Luxury’s Dirty Secret: Loro Piana Exposed

In a world where luxury fashion is marketed as the pinnacle of quality, craftsmanship and sustainability, recent revelations surrounding Loro Piana - the high-end Italian cashmere brand owned by LVMH - have exposed a much darker undercurrent in the industry. Once hailed for its environmental responsibility and quiet elegance, Loro Piana now faces court oversight in Milan, due to allegations of severe labor violations in its supply chain.

According to official reports, one of the brand’s workshops was found to be exploiting workers under inhumane conditions. Laborers reportedly worked up to 90 hours a week, earned just €4 an hour and lived in illegal housing within the factory. Coats that cost less than €130 to make were sold for upwards of €5,000, highlighting the harsh imbalance between brand image and worker reality. The court ruled that Loro Piana had failed to properly monitor its supply chain.

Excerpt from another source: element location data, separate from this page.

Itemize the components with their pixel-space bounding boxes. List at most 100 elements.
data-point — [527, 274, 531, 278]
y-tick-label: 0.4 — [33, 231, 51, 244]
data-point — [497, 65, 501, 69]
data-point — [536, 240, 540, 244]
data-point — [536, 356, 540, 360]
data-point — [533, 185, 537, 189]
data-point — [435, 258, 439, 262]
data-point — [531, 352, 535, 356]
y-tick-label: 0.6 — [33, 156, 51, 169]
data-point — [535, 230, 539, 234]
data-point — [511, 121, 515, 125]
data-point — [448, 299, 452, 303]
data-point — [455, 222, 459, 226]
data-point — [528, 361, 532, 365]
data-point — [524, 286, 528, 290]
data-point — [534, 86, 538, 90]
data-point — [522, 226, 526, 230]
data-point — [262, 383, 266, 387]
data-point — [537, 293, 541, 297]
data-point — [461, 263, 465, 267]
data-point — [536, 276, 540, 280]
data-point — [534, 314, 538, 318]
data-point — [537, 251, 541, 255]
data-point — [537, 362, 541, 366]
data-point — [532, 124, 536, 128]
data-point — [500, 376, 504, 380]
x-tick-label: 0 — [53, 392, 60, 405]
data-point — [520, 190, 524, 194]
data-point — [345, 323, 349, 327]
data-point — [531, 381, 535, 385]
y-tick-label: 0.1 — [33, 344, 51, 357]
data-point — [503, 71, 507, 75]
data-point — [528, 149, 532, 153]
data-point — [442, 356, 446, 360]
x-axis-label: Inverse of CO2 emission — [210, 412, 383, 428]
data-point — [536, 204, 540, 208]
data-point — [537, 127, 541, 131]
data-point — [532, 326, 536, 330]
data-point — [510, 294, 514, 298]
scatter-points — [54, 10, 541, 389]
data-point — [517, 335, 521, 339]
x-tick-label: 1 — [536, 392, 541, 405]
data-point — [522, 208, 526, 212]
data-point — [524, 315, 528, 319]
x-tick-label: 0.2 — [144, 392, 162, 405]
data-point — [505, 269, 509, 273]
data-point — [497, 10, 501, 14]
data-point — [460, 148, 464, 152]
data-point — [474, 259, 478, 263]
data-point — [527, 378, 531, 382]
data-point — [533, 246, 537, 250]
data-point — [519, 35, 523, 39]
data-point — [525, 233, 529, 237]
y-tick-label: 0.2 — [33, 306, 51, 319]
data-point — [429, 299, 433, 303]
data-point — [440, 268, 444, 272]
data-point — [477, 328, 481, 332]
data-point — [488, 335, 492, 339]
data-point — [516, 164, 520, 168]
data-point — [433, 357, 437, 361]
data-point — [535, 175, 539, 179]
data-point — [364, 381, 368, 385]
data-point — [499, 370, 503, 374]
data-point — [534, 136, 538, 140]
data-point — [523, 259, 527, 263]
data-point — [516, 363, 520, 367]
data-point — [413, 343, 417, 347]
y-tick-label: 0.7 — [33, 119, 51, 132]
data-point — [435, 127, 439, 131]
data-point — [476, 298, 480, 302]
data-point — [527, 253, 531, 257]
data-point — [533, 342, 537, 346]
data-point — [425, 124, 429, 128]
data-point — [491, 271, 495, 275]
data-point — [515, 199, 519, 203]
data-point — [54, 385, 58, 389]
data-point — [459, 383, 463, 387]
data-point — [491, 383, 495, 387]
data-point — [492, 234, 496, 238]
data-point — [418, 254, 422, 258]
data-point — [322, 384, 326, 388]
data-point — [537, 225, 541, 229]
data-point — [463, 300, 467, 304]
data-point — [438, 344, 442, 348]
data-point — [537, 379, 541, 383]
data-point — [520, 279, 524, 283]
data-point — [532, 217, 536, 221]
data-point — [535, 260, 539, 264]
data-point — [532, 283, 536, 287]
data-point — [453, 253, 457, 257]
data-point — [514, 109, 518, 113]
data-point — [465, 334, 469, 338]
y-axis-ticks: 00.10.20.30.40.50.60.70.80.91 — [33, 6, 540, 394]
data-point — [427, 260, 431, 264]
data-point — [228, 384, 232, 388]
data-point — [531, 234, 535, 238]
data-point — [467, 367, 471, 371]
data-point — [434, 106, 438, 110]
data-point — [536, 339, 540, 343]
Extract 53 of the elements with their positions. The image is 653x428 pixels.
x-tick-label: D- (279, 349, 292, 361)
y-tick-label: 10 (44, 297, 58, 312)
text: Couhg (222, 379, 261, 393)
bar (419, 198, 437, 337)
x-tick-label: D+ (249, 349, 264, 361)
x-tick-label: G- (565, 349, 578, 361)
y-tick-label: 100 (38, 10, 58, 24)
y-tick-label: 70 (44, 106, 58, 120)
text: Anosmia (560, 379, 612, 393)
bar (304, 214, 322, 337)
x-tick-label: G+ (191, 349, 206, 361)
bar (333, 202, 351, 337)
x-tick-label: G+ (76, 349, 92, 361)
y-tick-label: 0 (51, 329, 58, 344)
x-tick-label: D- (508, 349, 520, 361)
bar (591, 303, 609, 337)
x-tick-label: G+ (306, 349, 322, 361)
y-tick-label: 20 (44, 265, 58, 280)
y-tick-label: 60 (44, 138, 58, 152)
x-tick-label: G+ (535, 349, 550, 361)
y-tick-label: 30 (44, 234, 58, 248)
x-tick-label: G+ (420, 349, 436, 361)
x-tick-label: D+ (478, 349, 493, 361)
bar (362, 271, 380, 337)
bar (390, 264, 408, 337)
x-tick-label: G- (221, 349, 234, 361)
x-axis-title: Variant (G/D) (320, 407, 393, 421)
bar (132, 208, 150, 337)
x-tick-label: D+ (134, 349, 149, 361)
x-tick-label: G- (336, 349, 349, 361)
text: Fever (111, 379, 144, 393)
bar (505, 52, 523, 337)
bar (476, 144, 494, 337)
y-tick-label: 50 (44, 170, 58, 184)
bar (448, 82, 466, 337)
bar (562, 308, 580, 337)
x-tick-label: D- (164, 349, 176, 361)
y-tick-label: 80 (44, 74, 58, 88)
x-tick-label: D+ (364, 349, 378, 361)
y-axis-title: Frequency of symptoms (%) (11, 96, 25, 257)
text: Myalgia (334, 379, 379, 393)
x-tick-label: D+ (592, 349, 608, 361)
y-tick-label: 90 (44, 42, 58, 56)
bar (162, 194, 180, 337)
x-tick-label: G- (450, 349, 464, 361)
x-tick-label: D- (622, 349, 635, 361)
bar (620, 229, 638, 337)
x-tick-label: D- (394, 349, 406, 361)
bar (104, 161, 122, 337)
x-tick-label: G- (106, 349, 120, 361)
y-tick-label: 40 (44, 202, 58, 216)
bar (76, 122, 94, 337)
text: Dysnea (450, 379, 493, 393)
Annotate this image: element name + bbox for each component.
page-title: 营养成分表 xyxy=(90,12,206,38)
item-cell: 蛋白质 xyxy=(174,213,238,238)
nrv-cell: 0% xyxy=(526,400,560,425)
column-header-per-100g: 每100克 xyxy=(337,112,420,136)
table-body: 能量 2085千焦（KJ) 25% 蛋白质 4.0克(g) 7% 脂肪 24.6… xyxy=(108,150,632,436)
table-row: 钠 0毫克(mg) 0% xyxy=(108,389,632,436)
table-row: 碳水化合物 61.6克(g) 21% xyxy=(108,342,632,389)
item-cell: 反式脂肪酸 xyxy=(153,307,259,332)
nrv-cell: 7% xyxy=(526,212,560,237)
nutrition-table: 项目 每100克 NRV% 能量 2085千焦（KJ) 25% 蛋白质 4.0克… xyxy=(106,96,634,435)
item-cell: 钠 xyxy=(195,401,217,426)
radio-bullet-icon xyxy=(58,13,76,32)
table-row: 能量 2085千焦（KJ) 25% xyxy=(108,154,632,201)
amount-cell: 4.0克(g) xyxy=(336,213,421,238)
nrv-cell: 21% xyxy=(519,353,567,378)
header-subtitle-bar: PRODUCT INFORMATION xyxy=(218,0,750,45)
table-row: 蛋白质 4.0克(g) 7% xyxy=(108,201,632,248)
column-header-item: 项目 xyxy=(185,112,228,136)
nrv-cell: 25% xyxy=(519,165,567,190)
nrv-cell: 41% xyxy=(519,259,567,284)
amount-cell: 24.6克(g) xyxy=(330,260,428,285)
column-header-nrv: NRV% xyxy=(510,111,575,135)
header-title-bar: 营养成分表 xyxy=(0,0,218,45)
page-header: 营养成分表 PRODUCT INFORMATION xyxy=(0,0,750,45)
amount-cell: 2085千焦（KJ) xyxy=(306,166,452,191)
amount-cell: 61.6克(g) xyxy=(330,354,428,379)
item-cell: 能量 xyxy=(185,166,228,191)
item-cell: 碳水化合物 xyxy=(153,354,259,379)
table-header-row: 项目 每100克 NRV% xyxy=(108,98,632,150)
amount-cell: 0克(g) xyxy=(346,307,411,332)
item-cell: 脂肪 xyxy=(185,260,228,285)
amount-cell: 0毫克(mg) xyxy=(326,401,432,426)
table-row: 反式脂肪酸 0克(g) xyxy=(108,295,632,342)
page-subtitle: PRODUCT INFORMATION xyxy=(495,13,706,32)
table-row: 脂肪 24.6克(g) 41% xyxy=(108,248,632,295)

The result was a system that allowed vulnerable migrant workers, the hands who make the luxury possible, remain mistreated, unnamed and unseen.

This scandal not only undermines Loro Piana’s image but also calls into question the entire luxury fashion world. The industry consistently celebrates designers and creative directors while ignoring the contributions of artisans, machinists, and textile workers. The focus on branding over bodies, and on ideas over execution, erases the real labor that fuels the billion-dollar fashion economy. Unfortunately, luxury’s clean aesthetic depends on keeping its labour messy and invisible. The myth of artisanal fashion is often built on the backs of underpaid, overworked laborers; far removed from the glossy editorial shoots and polished store fronts.

The Loro Piana case is not isolated. It is symptomatic of structural weaknesses within fashion’s global supply chains, particularly in Italy, where informal labor is rampant and oversight is inconsistent. While Loro Piana has now been placed under court-appointed administration for one year to ensure compliance with labor regulations, the broader industry remains complicit in similar practices. This moment serves as a call to re-evaluate what we consider “luxury.” If the price of a pristine, handcrafted garment is worker exploitation, then the product is not truly luxurious - it is ethically bankrupt. True innovation in fashion must include not only sustainability in materials, but visibility and dignity for the workers who make the clothes we wear. The hands that stitch, dye, weave, and press deserve more. A garment made in silence and suffering should never be paraded as a symbol of excellence. Fashion can be beautiful but only when the system behind it is just.